A new model for the formation of essential structures in the cell membrane changes the picture of cellular dynamics
The cell membrane is a busy crossroads. In the life of the cell it plays a crucial role - it allows entry into and exit from the cell. Researchers from the Weizmann Institute of Science, together with scientists from Ben-Gurion University of the Negev and the University of Bremen in Germany, recently overturned the common assumption regarding the formation of "rounded folds" on the membrane, which allow movement in and out. The basic understanding regarding the dynamics in the cell membrane may help, among other things, in the effort to understand how cancer cells receive nutrients or signals, and how they migrate in the body. the study Recently published in the scientific journal Nature Communications..
Parts of the cell membrane are constantly "remodeling". For example, when the cell needs to receive or deliver "large packages", it does so by creating bubbles near the surface. Actin fibers, which provide structural support to the cell, play a central role in the remodeling process - they break down and reorganize as needed. A characteristic shape of the actin filaments, which appears in preparation for bleb formation, is a rounded cup-shaped fold on the exposed surface of the cell. In the past, the progress of the process of creating the folds was described as pulses, with dynamics similar to that of electrical impulses (pulses). But Prof. Nir Gov from the Department of Chemical Physics at the Weizmann Institute of Science, Dr. Eric Yochelis from Ben-Gurion University, together with Dr. Eric Burnit and Prof. Hans-Ginther Dobreiner from the University of Bremen, re-examined the formation of these structures, and realized that what exists There is no pulse mechanism.

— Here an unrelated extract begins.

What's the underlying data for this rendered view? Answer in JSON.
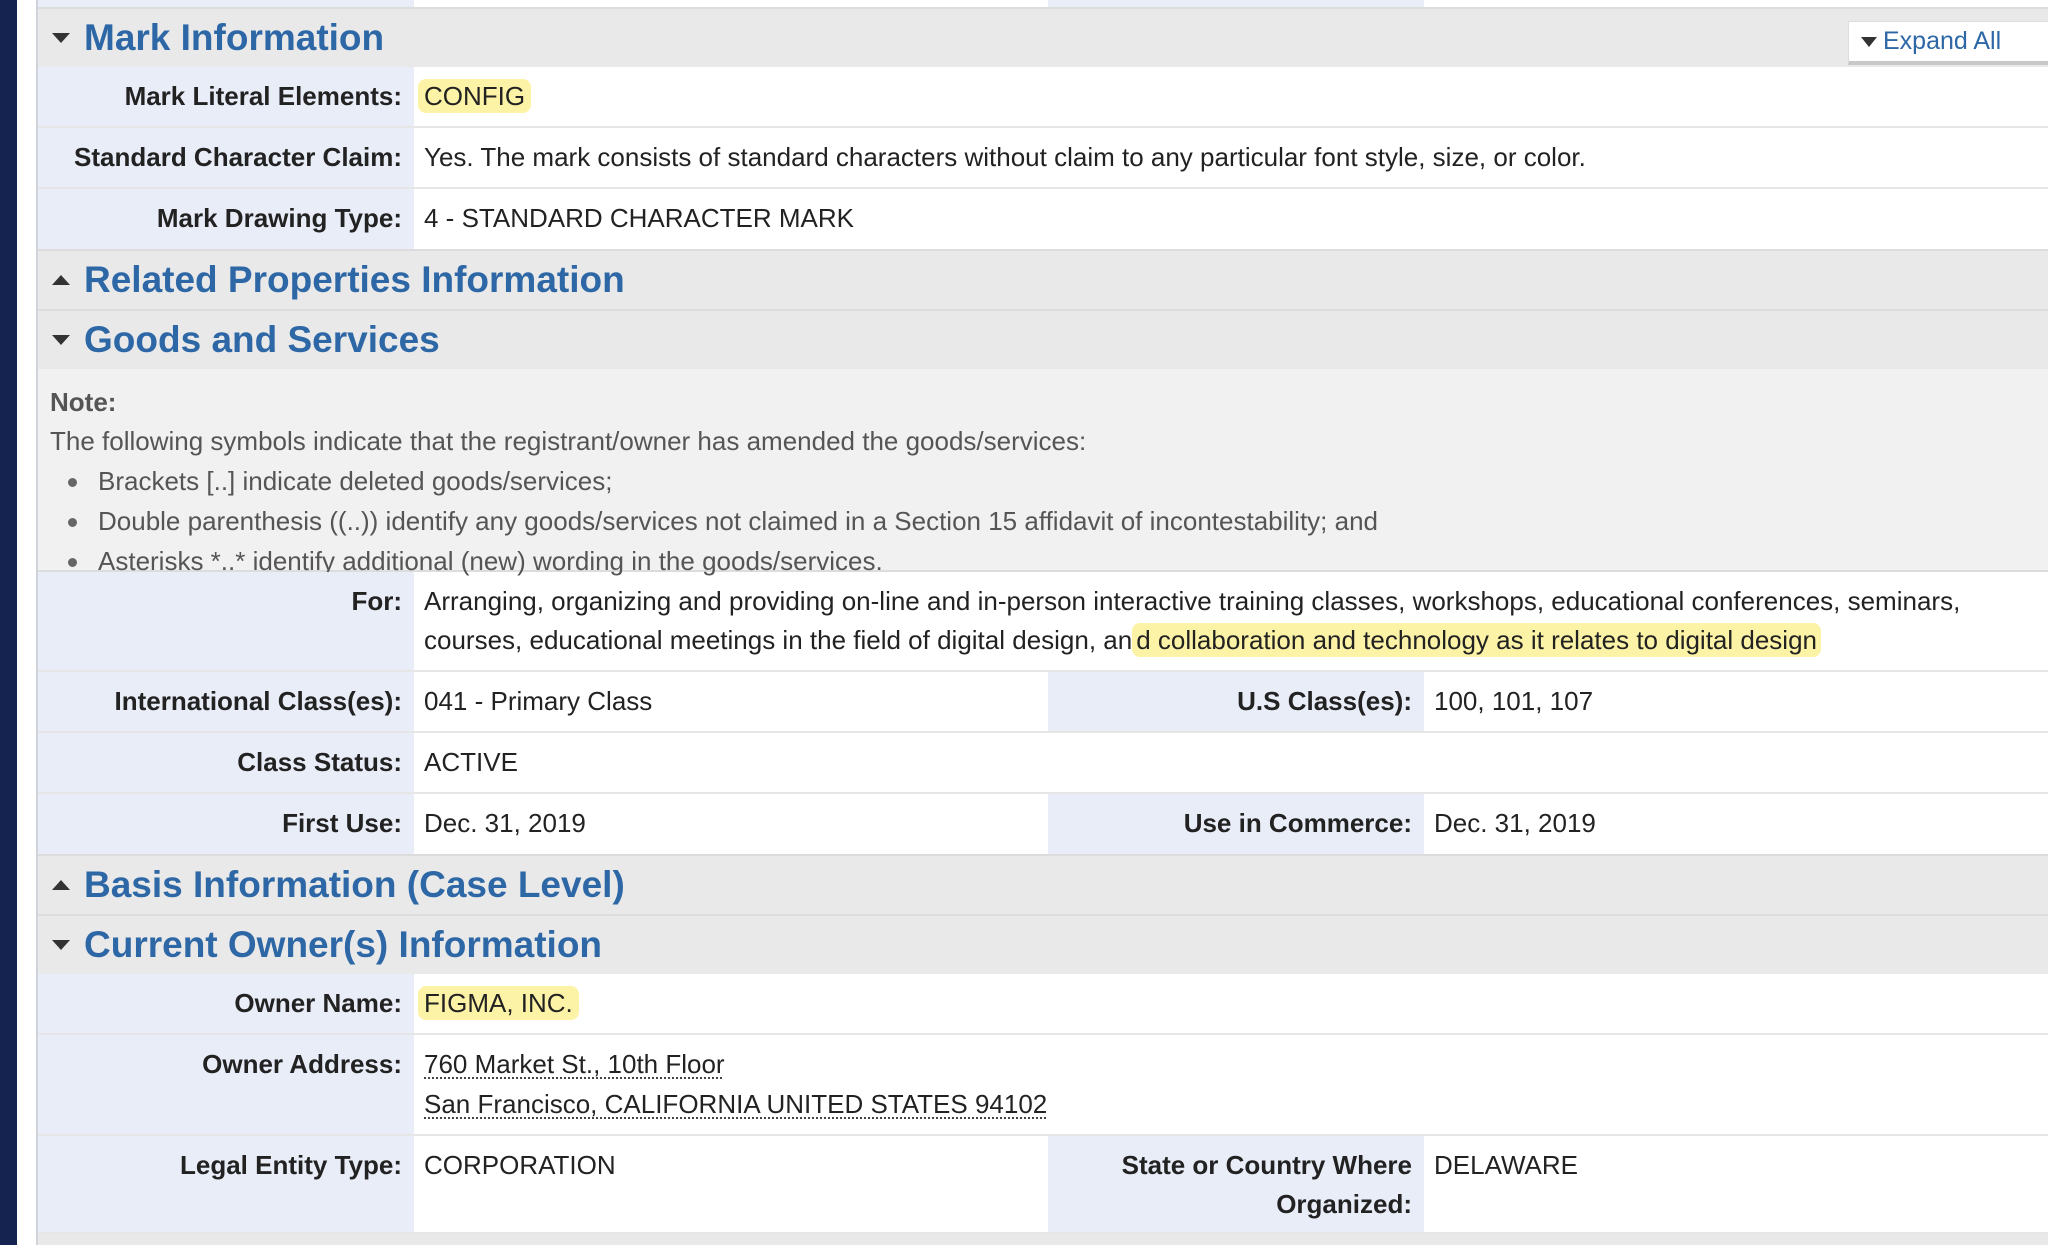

Understanding this mechanism may contribute, among other things, to cancer research, because in some types of cancer the wave dynamics are suppressed or impaired. In addition, cancer cells may use the rounded folds to absorb more nutrients or rearrange their cell membranes, thus migrating through the body more efficiently.
Mathematical simulations conducted in the two Israeli laboratories, and experiments with living cells carried out in Germany, showed that a more appropriate description of the movement of the circular folds is a wave front. This type of dynamic structure, well known to physicists, exists when the cell membrane has two areas that differ in their actin concentration, with a moving front between them. In laboratory experiments, it was proven that the model created by the researchers is able to predict the movement of actin waves on the cell membrane. Unlike other spreading waves, which continue outward, these rounded folds fold inward, toward their point of origin. The collapse to this particular point is necessary for the creation of the final bubble which surrounds and separates the material transferred through the membrane. The new model describes this unique feature - something that none of the previous models did.
Understanding this mechanism may contribute, among other things, to cancer research, because in some types of cancer the wave dynamics are suppressed or impaired. In addition, cancer cells may use the rounded folds to absorb more nutrients or rearrange their cell membranes, thus migrating through the body more efficiently. "Now that we understand these waves better, we may learn how to control their dynamics," says Prof. Gov. And Dr. Yoghelis adds: "Theoretically, we can help identify processes in cancer cells that have so far been overlooked."